On that note, Lawer and Nicholas. I told you about them, right? They're my buds from class.They took me on a big walk/photoshoot on Sunday around the village. I laughed so hard my belly ached. They're killer. I'll attach a photo (one of the 800 they took) if it works. We sang church songs and I learned how to climb a palm tree (easier than you'd think).

Also, to get a taste of Ghanaian music, go to youtube and type in azonto. Find the most viewed video which has two people with white masks on and watch it. It's awful. That's the hip sound here. The kids are awesome at dancing to it though.

In other news, class went well. My 5th graders had their plays this week and, though we've been working on it for weeks, the day before when I wrote on the board "Remember: EVERYONE must have a costume and EVERYONE must have their lines MEMORIZED" I was greeted with blank stares and "Memorized? Madam, what is that?" and "Costumes? Everyone? Does the alligator need a costume? Do I have to memorize my lines? All of them? But Madam, there are many!" Repeat 47 times. So, I was terrified they would suck. (I tried to nicen the language to say perform poorly, but in truth, I was worried about them sucking.) Do you ever worry that your students will suck? Anyhow, performances were today and some on them did, in fact, suck, but some were WONDERFUL and, the most important lesson for me was to learn that, sucking or not, we all survived. And learned something from the effort. Glad it's done though. Poetry next! I'll try to include a photo to the email from the plays, of one of the billy goats from the 3 billy goat's gruff.

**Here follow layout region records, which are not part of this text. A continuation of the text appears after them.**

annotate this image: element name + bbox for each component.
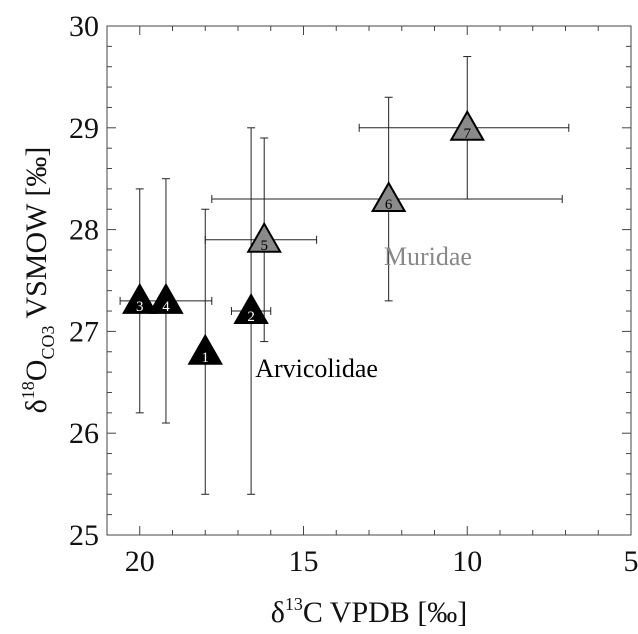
point-label: 7 (464, 126, 472, 142)
group-label-arvicolidae: Arvicolidae (255, 354, 378, 383)
y-tick-label: 25 (69, 519, 99, 552)
x-tick-label: 10 (452, 545, 482, 578)
x-tick-label: 15 (289, 545, 319, 578)
point-label: 4 (162, 299, 170, 315)
point-label: 3 (136, 299, 144, 315)
point-label: 1 (202, 350, 210, 366)
y-tick-label: 26 (69, 417, 99, 450)
marker-arvicolidae (122, 282, 158, 314)
group-label-muridae: Muridae (384, 242, 472, 271)
y-tick-label: 28 (69, 214, 99, 247)
error-bars (119, 56, 570, 495)
marker-arvicolidae (187, 333, 223, 365)
group-annotations: Arvicolidae Muridae (255, 242, 472, 383)
x-axis-title: δ13C VPDB [‰] (271, 594, 468, 629)
marker-muridae (370, 181, 407, 213)
x-tick-label: 20 (125, 545, 155, 578)
point-label: 5 (260, 238, 268, 254)
axis-ticks (107, 25, 632, 536)
markers: 1 2 3 4 5 6 7 (122, 109, 485, 366)
marker-arvicolidae (148, 282, 184, 314)
marker-muridae (449, 109, 485, 141)
x-tick-label: 5 (624, 545, 638, 578)
y-tick-label: 29 (69, 112, 99, 145)
point-label: 2 (247, 309, 255, 325)
point-label: 6 (385, 197, 393, 213)
marker-muridae (246, 221, 282, 253)
y-tick-label: 27 (69, 315, 99, 348)
marker-arvicolidae (233, 293, 269, 325)
plot-frame (106, 25, 632, 536)
y-axis-title: δ18OCO3 VSMOW [‰] (18, 147, 58, 414)
y-tick-label: 30 (69, 10, 99, 43)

Whew. Novel. Mom, what do you want to do while here? Please be honest and frank. Also, what do you not want to do? I am thinking I'd like us to go on a safari but it is 12 hours by bus or a flight, thoughts? I'll research.

Also, I drank 1 liter of beer last night and it was wonderful. I love beer. I love coffee. I love fruit. I love my new beads. I love my students. I love Ghana (even though we haven't had water in a long while and I wish I could flush). I love sweating. I love the market. I love learning Dangbe (I've now learned 1-9 and how to buy a pineapple and say cow and goat. Ghanaians are very impressed/laugh at me a lot).

And, of course, I love you lots. Excited to see you.